During his study years in Japan, he became interested in cancer and stem cells discipline, and now he is one of the best researchers in this field not only in Japan but also globally.
Recently, he and a research team from the Institute of Medical Science at the University of Tokyo were able to invent a new treatment strategy for Melanoma.
Melanoma, also known as malignant melanoma, is a type of cancer that develops from the pigment-containing cells known as melanocytes. Melanomas typically occur in the skin, but may rarely occur in the mouth, intestines, or eye. Recently, he and a team of researchers from the Institute of Medical Science at the University Of Tokyo were able to invent a new mechanism for Melanoma treatment.

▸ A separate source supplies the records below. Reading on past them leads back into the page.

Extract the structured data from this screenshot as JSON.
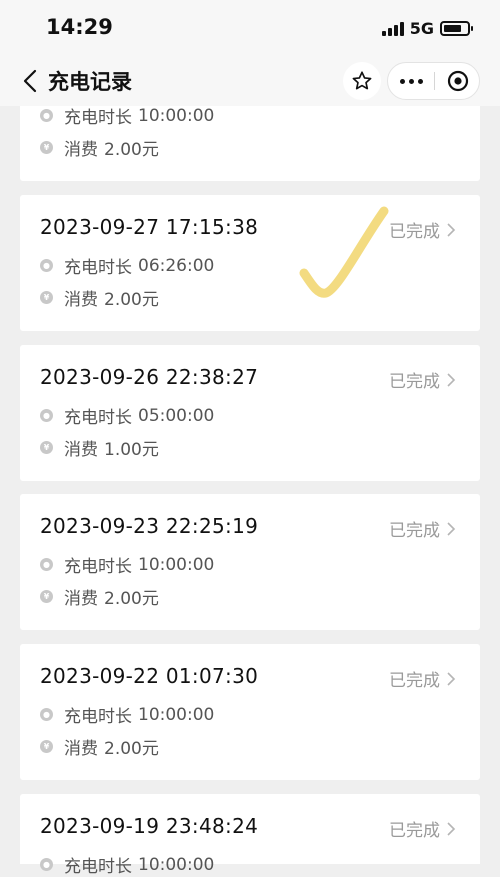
{
  "status_bar": {
    "time": "14:29",
    "network": "5G"
  },
  "nav": {
    "title": "充电记录"
  },
  "labels": {
    "duration": "充电时长",
    "fee": "消费"
  },
  "records": [
    {
      "datetime": "",
      "status": "",
      "duration": "10:00:00",
      "fee": "2.00元"
    },
    {
      "datetime": "2023-09-27 17:15:38",
      "status": "已完成",
      "duration": "06:26:00",
      "fee": "2.00元"
    },
    {
      "datetime": "2023-09-26 22:38:27",
      "status": "已完成",
      "duration": "05:00:00",
      "fee": "1.00元"
    },
    {
      "datetime": "2023-09-23 22:25:19",
      "status": "已完成",
      "duration": "10:00:00",
      "fee": "2.00元"
    },
    {
      "datetime": "2023-09-22 01:07:30",
      "status": "已完成",
      "duration": "10:00:00",
      "fee": "2.00元"
    },
    {
      "datetime": "2023-09-19 23:48:24",
      "status": "已完成",
      "duration": "10:00:00",
      "fee": ""
    }
  ],
  "colors": {
    "background": "#efefef",
    "card": "#ffffff",
    "status_text": "#9a9a9a",
    "check_mark": "#f2d97a"
  },
  "icons": {
    "back": "chevron-left-icon",
    "star": "star-icon",
    "more": "more-dots-icon",
    "close": "mini-program-close-icon",
    "duration": "clock-icon",
    "fee": "yen-icon",
    "row_arrow": "chevron-right-icon",
    "annotation": "check-mark-icon"
  }
}
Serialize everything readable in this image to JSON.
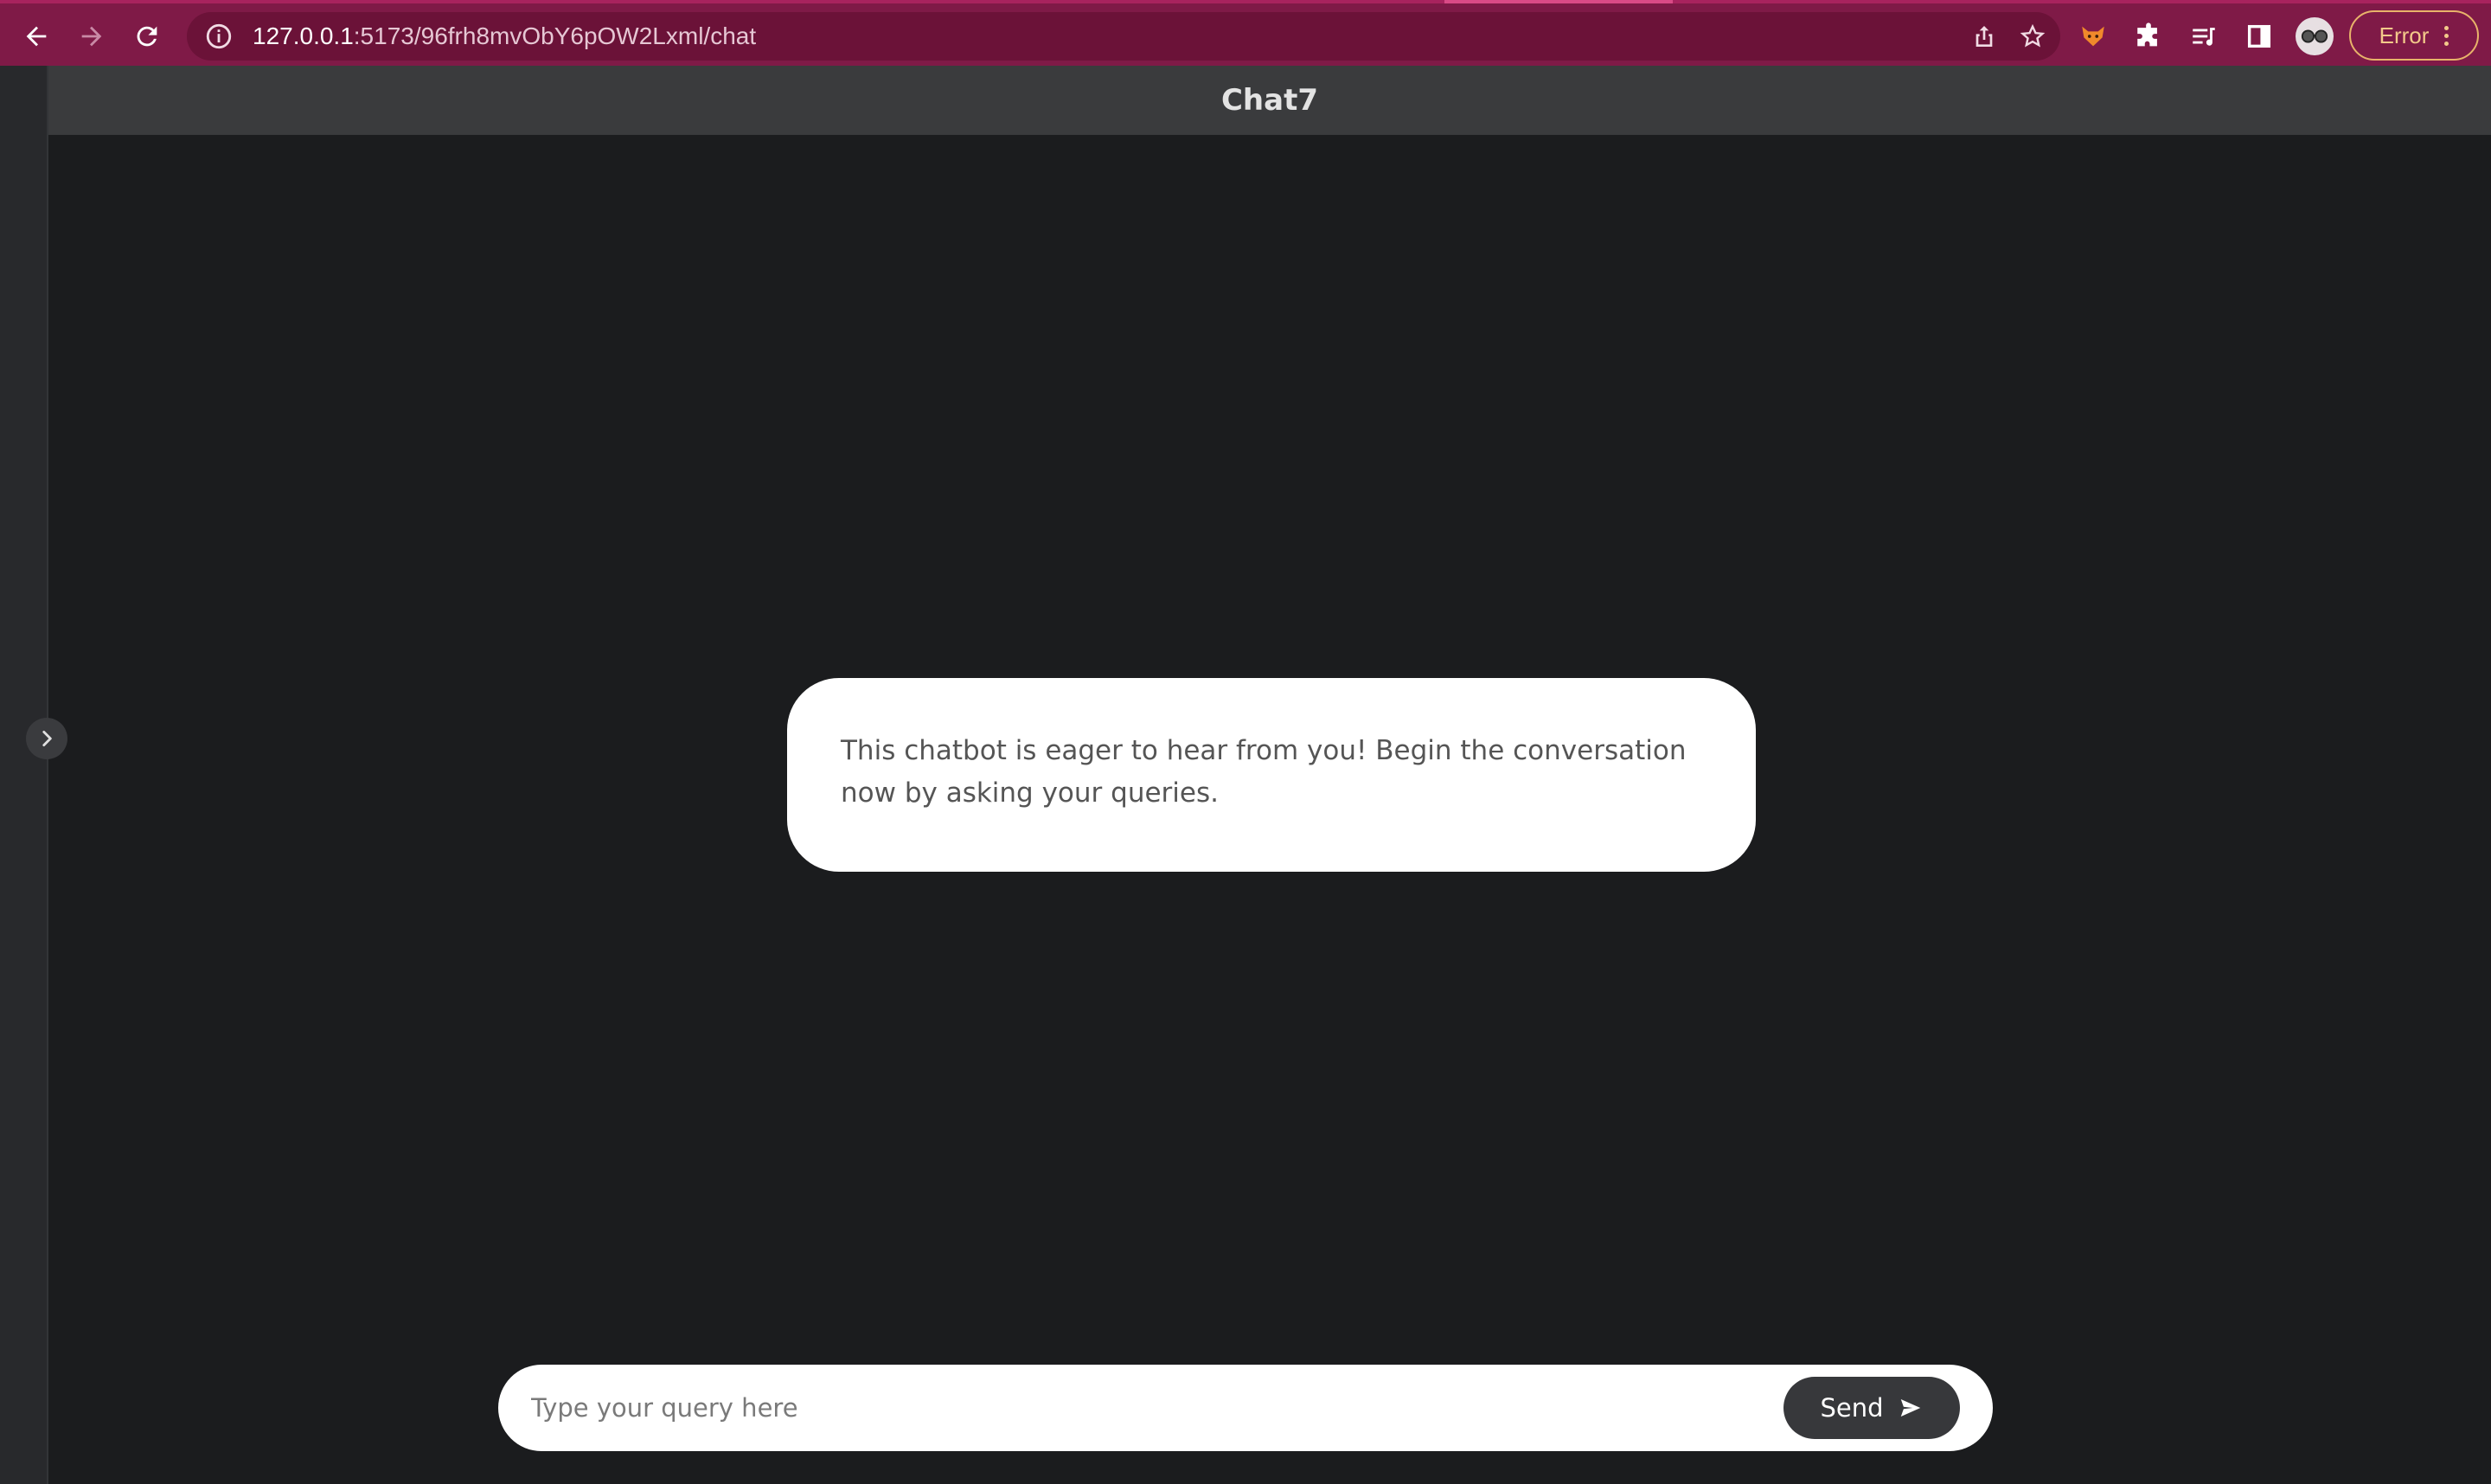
{
  "browser": {
    "url_host": "127.0.0.1",
    "url_path": ":5173/96frh8mvObY6pOW2Lxml/chat",
    "error_label": "Error",
    "accent_color": "#7f1a47"
  },
  "app": {
    "title": "Chat7"
  },
  "chat": {
    "welcome_message": "This chatbot is eager to hear from you! Begin the conversation now by asking your queries."
  },
  "composer": {
    "placeholder": "Type your query here",
    "send_label": "Send"
  },
  "icons": [
    "back-icon",
    "forward-icon",
    "reload-icon",
    "info-icon",
    "share-icon",
    "star-icon",
    "fox-extension-icon",
    "puzzle-icon",
    "reading-list-icon",
    "side-panel-icon",
    "avatar",
    "chevron-right-icon",
    "send-icon"
  ]
}
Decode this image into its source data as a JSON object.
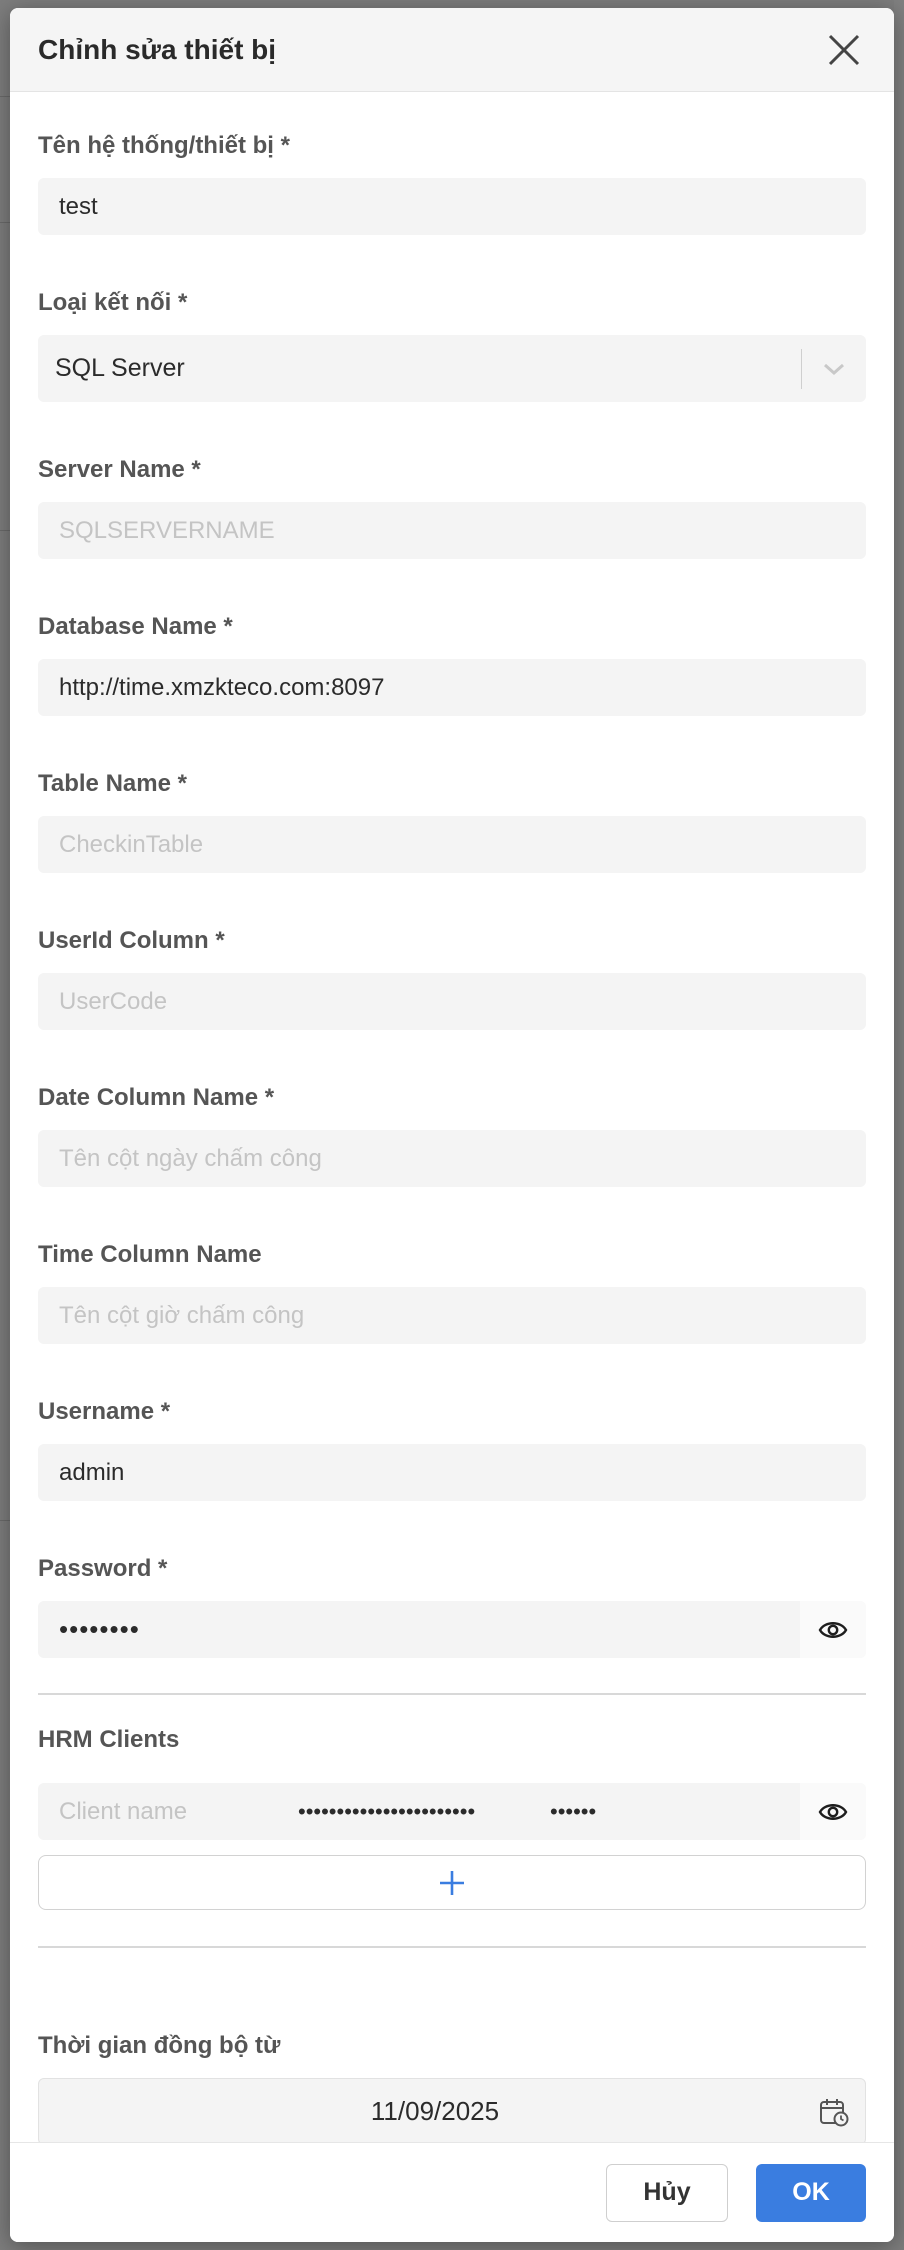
{
  "dialog": {
    "title": "Chỉnh sửa thiết bị",
    "close_icon": "close-icon"
  },
  "fields": {
    "system_name": {
      "label": "Tên hệ thống/thiết bị *",
      "value": "test",
      "placeholder": ""
    },
    "connection_type": {
      "label": "Loại kết nối *",
      "value": "SQL Server",
      "icon": "chevron-down-icon"
    },
    "server_name": {
      "label": "Server Name *",
      "value": "",
      "placeholder": "SQLSERVERNAME"
    },
    "database_name": {
      "label": "Database Name *",
      "value": "http://time.xmzkteco.com:8097",
      "placeholder": ""
    },
    "table_name": {
      "label": "Table Name *",
      "value": "",
      "placeholder": "CheckinTable"
    },
    "userid_column": {
      "label": "UserId Column *",
      "value": "",
      "placeholder": "UserCode"
    },
    "date_column": {
      "label": "Date Column Name *",
      "value": "",
      "placeholder": "Tên cột ngày chấm công"
    },
    "time_column": {
      "label": "Time Column Name",
      "value": "",
      "placeholder": "Tên cột giờ chấm công"
    },
    "username": {
      "label": "Username *",
      "value": "admin",
      "placeholder": ""
    },
    "password": {
      "label": "Password *",
      "masked": "••••••••",
      "icon": "eye-icon"
    }
  },
  "hrm_clients": {
    "label": "HRM Clients",
    "rows": [
      {
        "name_placeholder": "Client name",
        "secret_masked": "•••••••••••••••••••••••",
        "code_masked": "••••••",
        "icon": "eye-icon"
      }
    ],
    "add_icon": "plus-icon"
  },
  "sync": {
    "label": "Thời gian đồng bộ từ",
    "date": "11/09/2025",
    "icon": "calendar-clock-icon"
  },
  "footer": {
    "cancel_label": "Hủy",
    "ok_label": "OK"
  },
  "colors": {
    "primary": "#3a7de0",
    "input_bg": "#f4f4f4",
    "overlay": "#8f8f8f"
  }
}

The research titled: "The fibrinolytic factor tPA drives LRP1-mediated melanoma growth and metastasis" says that the multifunctional endocytic receptor low-density lipoprotein receptor-related protein (LRP)1 has recently been identified as a hub within a biomarker network for multicancer clinical outcome prediction. The mechanism how LRP1 modulates cancer progression is poorly understood.
The study finds that LRP1 and one of its ligands, tissue plasminogen activator (tPA), are expressed in melanoma cells and control melanoma growth and lung metastasis in vivo. Mechanistic studies were performed on 2 melanoma cancer cell lines, B16F10 and the B16F1 cells, both of which form primary melanoma tumors, but only B16F10 cells metastasize to the lungs. Tumor-, but not niche cell–derived tPA, enhanced melanoma cell proliferation in tPA−/− mice. Gain-of-function experiments revealed that melanoma LRP1 is critical for tumor growth, recruitment of mesenchymal stem cells into the tumor bed, and metastasis.
Melanoma LRP1 was found to enhance ERK activation, resulting in increased matrix metalloproteinase (MMP)-9 RNA, protein, and secreted activity, a well-known modulator of melanoma metastasis. Restoration of LRP1 and tPA in the less aggressive, poorly metastatic B16F1 tumor cells enhanced tumor cell proliferation and led to massive lung metastasis in murine tumor models. Antimelanoma drug treatment induced tPA and LRP1 expression.
tPA or LRP1 knockdown enhanced chemosensitivity in melanoma cells. The results identify the tPA-LRP1 pathway as a key switch that drives melanoma progression, in part by modulating the cellular composition and proteolytic makeup of the tumor niche.
Targeting this pathway may be a novel treatment strategy in combination treatments for melanoma. tPA drives LRP1-mediated melanoma growth and metastasis.
It is worth mentioning that the research was published by the FASEB Journal, a scientific journal related to experimental biosciences, promoting scientific progress and education.